Huntsman is also exposed to headwinds from pricing pressure. Lower selling prices across Polyurethanes and Performance Products segments weighed on its results in the second quarter. Competitive pricing is affecting both segments. MDI prices are being hurt by competitive pricing pressure. Weaker prices are likely to continue to impact these segments in the third quarter.

Stocks to Consider

Better-ranked stocks worth a look in the basic materials space include Carpenter Technology Corporation (CRS - Free Report) , Hawkins, Inc. (HWKN - Free Report) and Alamos Gold Inc. (AGI - Free Report) .

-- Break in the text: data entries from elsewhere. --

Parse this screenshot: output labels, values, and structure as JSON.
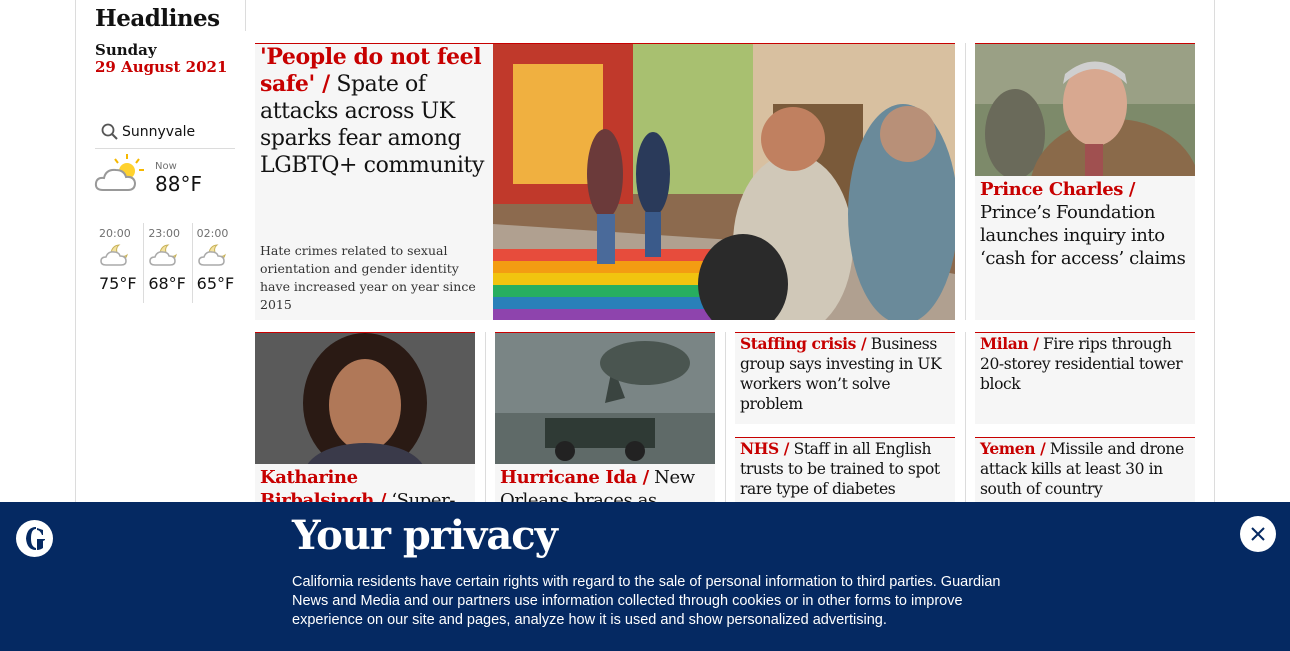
{
  "headlines": {
    "title": "Headlines",
    "day": "Sunday",
    "date": "29 August 2021"
  },
  "weather": {
    "location": "Sunnyvale",
    "now_label": "Now",
    "now_temp": "88°F",
    "forecast": [
      {
        "time": "20:00",
        "temp": "75°F"
      },
      {
        "time": "23:00",
        "temp": "68°F"
      },
      {
        "time": "02:00",
        "temp": "65°F"
      }
    ]
  },
  "main_story": {
    "kicker": "'People do not feel safe' /",
    "headline": "Spate of attacks across UK sparks fear among LGBTQ+ community",
    "standfirst": "Hate crimes related to sexual orientation and gender identity have increased year on year since 2015"
  },
  "stories": [
    {
      "kicker": "Prince Charles /",
      "headline": "Prince’s Foundation launches inquiry into ‘cash for access’ claims"
    },
    {
      "kicker": "Katharine Birbalsingh /",
      "headline": "‘Super-"
    },
    {
      "kicker": "Hurricane Ida /",
      "headline": "New Orleans braces as"
    },
    {
      "kicker": "Staffing crisis /",
      "headline": "Business group says investing in UK workers won’t solve problem"
    },
    {
      "kicker": "Milan /",
      "headline": "Fire rips through 20-storey residential tower block"
    },
    {
      "kicker": "NHS /",
      "headline": "Staff in all English trusts to be trained to spot rare type of diabetes"
    },
    {
      "kicker": "Yemen /",
      "headline": "Missile and drone attack kills at least 30 in south of country"
    }
  ],
  "privacy": {
    "title": "Your privacy",
    "text": "California residents have certain rights with regard to the sale of personal information to third parties. Guardian News and Media and our partners use information collected through cookies or in other forms to improve experience on our site and pages, analyze how it is used and show personalized advertising."
  },
  "colors": {
    "accent": "#c70000",
    "privacy_bg": "#052962",
    "card_bg": "#f6f6f6"
  },
  "icons": [
    "search-icon",
    "partly-sunny-icon",
    "night-cloudy-icon",
    "guardian-logo",
    "close-icon"
  ]
}
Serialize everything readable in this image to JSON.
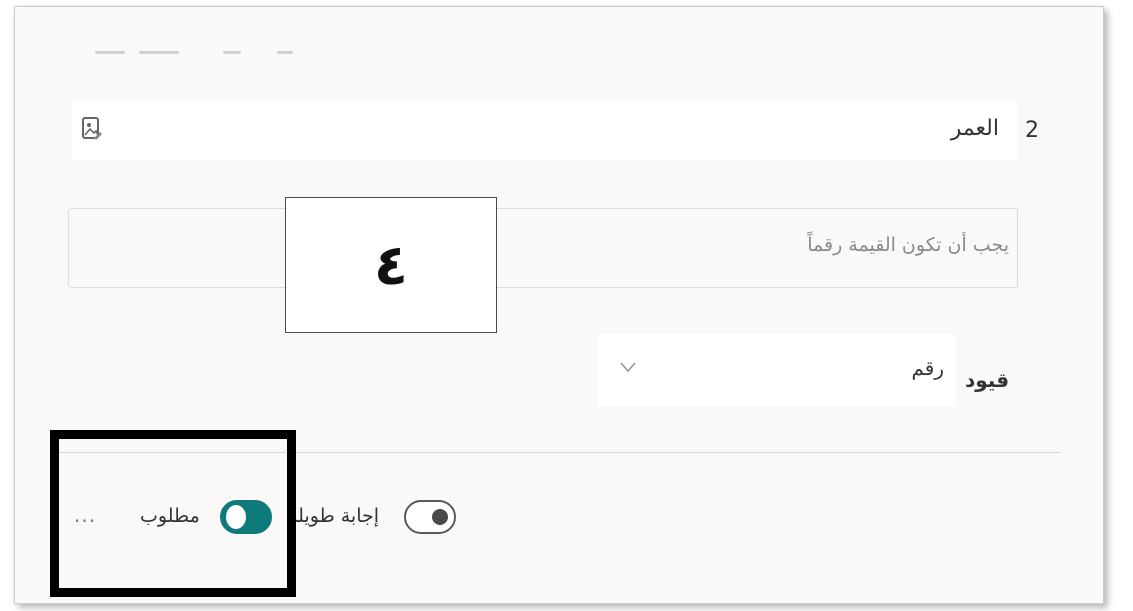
{
  "question": {
    "number": "2",
    "title": "العمر",
    "hint": "يجب أن تكون القيمة رقماً",
    "image_icon": "image-icon"
  },
  "callout": {
    "text": "٤"
  },
  "restrictions": {
    "label": "قيود",
    "selected": "رقم",
    "chevron_icon": "chevron-down-icon"
  },
  "footer": {
    "long_answer_label": "إجابة طويلة",
    "long_answer_on": false,
    "required_label": "مطلوب",
    "required_on": true,
    "more_icon": "ellipsis-icon",
    "more_text": "..."
  },
  "colors": {
    "accent": "#0f7a7a",
    "highlight": "#000000"
  }
}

The Zacks Consensus Estimate for current fiscal-year earnings for CRS is currently pegged at $3.48, implying year-over-year growth of 205.3%. Carpenter Technology currently carries a Zacks Rank #1 (Strong Buy). You can see the complete list of today’s Zacks #1 Rank stocks here.

Carpenter Technology has a trailing four-quarter earnings surprise of roughly 10%, on average. The stock has rallied around 84% over the past year.

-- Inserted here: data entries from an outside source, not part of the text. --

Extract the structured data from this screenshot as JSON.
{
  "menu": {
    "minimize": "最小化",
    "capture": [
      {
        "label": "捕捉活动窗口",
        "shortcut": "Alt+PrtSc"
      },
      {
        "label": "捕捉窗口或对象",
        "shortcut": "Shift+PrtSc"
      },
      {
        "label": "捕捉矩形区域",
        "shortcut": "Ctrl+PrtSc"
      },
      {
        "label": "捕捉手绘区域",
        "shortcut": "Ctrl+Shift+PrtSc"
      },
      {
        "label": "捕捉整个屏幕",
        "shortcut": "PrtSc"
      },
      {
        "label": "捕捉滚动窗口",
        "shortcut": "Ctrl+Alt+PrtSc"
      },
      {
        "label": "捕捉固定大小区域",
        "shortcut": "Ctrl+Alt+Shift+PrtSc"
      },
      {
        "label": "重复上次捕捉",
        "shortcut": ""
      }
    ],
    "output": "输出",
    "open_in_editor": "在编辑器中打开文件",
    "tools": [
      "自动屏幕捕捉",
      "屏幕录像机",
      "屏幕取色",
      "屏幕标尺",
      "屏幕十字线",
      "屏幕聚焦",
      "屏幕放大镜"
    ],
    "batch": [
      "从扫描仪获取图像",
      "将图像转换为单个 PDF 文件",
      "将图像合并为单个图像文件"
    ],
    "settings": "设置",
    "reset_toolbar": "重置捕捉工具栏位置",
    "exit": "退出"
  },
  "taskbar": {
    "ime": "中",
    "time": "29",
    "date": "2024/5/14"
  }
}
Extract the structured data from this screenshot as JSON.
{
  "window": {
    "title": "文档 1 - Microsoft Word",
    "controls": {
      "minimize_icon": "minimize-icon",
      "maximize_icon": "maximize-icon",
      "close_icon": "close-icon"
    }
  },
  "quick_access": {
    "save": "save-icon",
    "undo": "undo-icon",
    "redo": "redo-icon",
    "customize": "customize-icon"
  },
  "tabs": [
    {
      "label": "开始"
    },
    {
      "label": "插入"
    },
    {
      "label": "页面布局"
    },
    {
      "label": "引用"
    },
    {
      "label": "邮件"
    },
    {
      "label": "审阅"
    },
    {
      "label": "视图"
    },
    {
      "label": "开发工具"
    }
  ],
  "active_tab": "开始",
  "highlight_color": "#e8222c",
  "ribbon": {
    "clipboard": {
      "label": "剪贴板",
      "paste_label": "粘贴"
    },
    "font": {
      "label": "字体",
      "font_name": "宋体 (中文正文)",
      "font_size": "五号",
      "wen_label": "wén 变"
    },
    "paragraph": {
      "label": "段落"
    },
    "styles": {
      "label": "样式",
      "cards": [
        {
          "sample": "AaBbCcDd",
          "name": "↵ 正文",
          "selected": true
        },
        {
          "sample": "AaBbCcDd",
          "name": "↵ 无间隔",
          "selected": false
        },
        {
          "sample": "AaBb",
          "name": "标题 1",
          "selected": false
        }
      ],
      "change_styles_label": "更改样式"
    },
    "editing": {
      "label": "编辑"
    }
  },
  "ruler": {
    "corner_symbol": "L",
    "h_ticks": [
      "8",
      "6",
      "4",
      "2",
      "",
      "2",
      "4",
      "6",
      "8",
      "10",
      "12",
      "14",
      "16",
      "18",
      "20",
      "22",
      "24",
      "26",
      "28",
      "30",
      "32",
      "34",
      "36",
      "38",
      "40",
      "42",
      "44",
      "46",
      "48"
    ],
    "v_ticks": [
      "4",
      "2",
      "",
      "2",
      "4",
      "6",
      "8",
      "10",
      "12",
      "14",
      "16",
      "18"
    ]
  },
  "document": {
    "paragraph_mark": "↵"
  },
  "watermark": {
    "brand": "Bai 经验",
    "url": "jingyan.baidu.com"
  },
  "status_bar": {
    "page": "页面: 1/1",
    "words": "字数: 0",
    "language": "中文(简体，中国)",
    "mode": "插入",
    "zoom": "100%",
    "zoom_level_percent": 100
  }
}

Hawkins currently carrying a Zacks Rank #1. It has a projected earnings growth rate of 18.9% for the current year.

Hawkins has a trailing four-quarter earnings surprise of roughly 25.6%, on average. HWKN shares are up around 56% in a year.

Alamos Gold currently carries a Zacks Rank #2 (Buy). The Zacks Consensus Estimate for AGI's current-year earnings has been revised 7.5% upward over the past 60 days.

The Zacks Consensus Estimate for current fiscal-year earnings for Alamos Gold is currently pegged at 43 cents, implying year-over-year growth of 53.6%. AGI shares have surged around 124% in a year.